Die große Chance, wie im Vorjahr für den bereits ausgeschiedenen, in der Liga aber schon wieder enteilten Rivalen Bayern München in die Bresche zu springen und erneut den DFB-Pokal zu erobern, ist für die Nummer zwei im deutschen Fußball dahin. «Die Endgültigkeit macht es besonders bitter», klagte der maßlos enttäuschte Rose. Auch Kapitän Marco Reus, von dem wie bei vielen seiner Mitspieler zuvor in 93 Minuten im Millerntor-Stadion nicht viel zu sehen war, zeigte sich «on fire» – zumindest verbal. «Es ist bitter, als Top-Favorit auszuscheiden», räumte auch der Nationalspieler ein. «Auf jeden Fall haben wir eine Riesenchance verpasst, den Pokal wieder zu gewinnen.»

«Es fehlen Typen»

Auch Ex-Nationalspieler Bastian Schweinsteiger hielt den gerade mit hängenden Köpfen vom Platz geschlichenen BVB-Assen den Spiegel vor. Dabei hatten sie zuletzt in der Liga gegen Frankfurt (3:2 nach 0:2) und Freiburg (5:1) noch geglänzt. «Der BVB hat heute das Gesicht gezeigt, das es auch gibt. Es fehlen Typen, die die Verbissenheit haben und es unbedingt wollen, wenn es mal schlecht läuft», monierte der ARD-Experte. Der einstige Bayern-Star legte den Finger weiter in die BVB-Wunde. «Auch die Bayern machen mal Fehler, aber dann patzt auch Dortmund und lässt wieder was liegen», kritisierte der Weltmeister von 2014.

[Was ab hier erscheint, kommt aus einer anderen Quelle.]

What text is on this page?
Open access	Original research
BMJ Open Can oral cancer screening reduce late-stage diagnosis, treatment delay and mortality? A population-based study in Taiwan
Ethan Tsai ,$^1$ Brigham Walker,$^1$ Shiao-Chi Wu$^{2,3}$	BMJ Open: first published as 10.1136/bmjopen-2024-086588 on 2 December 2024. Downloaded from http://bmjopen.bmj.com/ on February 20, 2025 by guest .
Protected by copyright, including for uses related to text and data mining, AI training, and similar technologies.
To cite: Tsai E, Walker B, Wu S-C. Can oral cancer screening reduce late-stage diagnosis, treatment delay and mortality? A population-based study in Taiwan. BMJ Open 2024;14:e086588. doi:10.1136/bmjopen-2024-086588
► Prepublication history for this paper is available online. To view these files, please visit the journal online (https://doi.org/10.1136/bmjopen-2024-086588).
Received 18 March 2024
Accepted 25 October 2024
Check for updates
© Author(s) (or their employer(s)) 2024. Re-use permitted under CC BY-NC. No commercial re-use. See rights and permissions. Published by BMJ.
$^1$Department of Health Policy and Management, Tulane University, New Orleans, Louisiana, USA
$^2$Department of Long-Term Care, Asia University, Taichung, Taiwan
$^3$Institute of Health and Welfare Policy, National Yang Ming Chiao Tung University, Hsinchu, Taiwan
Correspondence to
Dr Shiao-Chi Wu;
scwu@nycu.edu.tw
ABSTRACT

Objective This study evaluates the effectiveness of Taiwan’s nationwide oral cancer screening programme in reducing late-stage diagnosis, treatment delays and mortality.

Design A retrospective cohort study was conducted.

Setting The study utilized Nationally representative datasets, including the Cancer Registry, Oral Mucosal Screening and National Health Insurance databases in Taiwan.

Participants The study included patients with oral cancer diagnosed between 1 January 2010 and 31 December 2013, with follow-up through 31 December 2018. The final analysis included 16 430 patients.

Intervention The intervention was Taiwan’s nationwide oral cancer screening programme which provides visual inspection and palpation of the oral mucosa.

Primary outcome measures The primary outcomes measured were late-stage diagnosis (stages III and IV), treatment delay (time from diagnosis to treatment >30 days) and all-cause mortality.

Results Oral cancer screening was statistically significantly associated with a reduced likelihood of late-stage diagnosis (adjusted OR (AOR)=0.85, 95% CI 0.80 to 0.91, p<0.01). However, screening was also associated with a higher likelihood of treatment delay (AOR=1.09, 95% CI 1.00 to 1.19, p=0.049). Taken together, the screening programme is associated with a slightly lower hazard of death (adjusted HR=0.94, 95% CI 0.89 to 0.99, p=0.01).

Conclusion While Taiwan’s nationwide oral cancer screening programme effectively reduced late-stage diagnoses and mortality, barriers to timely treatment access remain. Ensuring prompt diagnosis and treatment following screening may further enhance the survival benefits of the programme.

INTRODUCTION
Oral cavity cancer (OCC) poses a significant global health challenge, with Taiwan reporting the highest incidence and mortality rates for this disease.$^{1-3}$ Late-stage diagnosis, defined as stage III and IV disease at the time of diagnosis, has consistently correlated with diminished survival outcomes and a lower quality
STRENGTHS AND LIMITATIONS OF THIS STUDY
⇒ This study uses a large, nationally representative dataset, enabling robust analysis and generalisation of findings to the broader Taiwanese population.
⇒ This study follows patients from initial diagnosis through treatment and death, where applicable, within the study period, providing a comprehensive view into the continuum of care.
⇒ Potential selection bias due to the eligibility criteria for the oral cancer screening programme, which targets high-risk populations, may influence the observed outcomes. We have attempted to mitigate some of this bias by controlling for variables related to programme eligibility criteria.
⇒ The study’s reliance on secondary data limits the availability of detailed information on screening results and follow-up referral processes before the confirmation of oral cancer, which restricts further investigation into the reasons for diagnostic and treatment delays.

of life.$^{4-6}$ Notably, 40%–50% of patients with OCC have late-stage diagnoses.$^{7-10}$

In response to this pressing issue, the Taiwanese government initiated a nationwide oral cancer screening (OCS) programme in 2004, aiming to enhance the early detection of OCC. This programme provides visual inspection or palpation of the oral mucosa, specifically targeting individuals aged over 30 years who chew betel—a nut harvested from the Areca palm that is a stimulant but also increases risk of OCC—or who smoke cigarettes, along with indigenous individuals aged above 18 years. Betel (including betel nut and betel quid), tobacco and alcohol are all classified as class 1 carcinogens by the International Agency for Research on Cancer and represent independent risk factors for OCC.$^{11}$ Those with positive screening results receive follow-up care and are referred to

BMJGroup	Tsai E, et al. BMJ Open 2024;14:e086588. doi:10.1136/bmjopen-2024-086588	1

Raus im Pokal, aus der Champions- in die Europa League abgestiegen, und in der Liga sechs Punkte hinter Bayern – Reus war entsprechend genervt, als er auf die bitteren Folgen angesprochen wurde. «Sollen wir jetzt aufgeben?», raunzte der BVB-Kapitän die ARD-Reporterin mit funkelnden Augen an. Rose hingegen forderte, sich weiterzuentwickeln als Team und aus Fehlern zu lernen. «Am Ende sind wir raus, das bestätigt ein paar Dinge, die uns in den letzten Monaten, vielleicht Jahren immer wieder vorgehalten werden. Daran müssen wir arbeiten. Wir müssen einfach den nächsten Schritt als Mannschaft gehen.»

Euphorie auf dem Kiez

Eine geradezu sensationelle Entwicklung schon genommen hat dagegen der Kiezclub. Saisonübergreifend ist St. Pauli (75 Punkte aus 40 Spielen) als punktbester Zweitligist 2021 in der Liga von Rang 17 auf eins durchmarschiert und steht im Pokal erstmals seit 2006 wieder im Viertelfinale. Das spült auch 1,004 Millionen Euro zusätzlich in die Vereinskasse. «Ich bin mega-stolz auf die Jungs. Sie haben es super gemacht, genau wie wir es uns vorgenommen haben», jubelte Coach Timo Schultz, der vor 16 Jahren als Kicker beim Halbfinaleinzug dabei war.

Im Gegensatz zum BVB waren die Kiezkicker sofort hellwach. Der Treffer von Etienne Amenyido (4. Minute) und das Eigentor von Axel Witsel (40./Eigentor) fielen zudem zu günstigen Zeitpunkten. Der Ehrentreffer durch den mit untergegangenen Erling Haaland (58./Handelfmeter) war wie die BVB-Leistung zu wenig. Vielsagend ist auch dies: St. Paulis Kicker waren vier Kilometer mehr unterwegs als der Favorit – und stimmten sich mit dem Pokal-Coup auf das am Freitag anstehende Hamburger Stadtderby beim HSV ein. «Die Jungs sollen auch feiern, aber erst einmal geht es mit Volldampf ins Derby», meinte Schulz. Danach, in der punktspielfreien Woche, «werde ich ihnen Gelegenheit genug zum Feiern geben», versprach der Coach.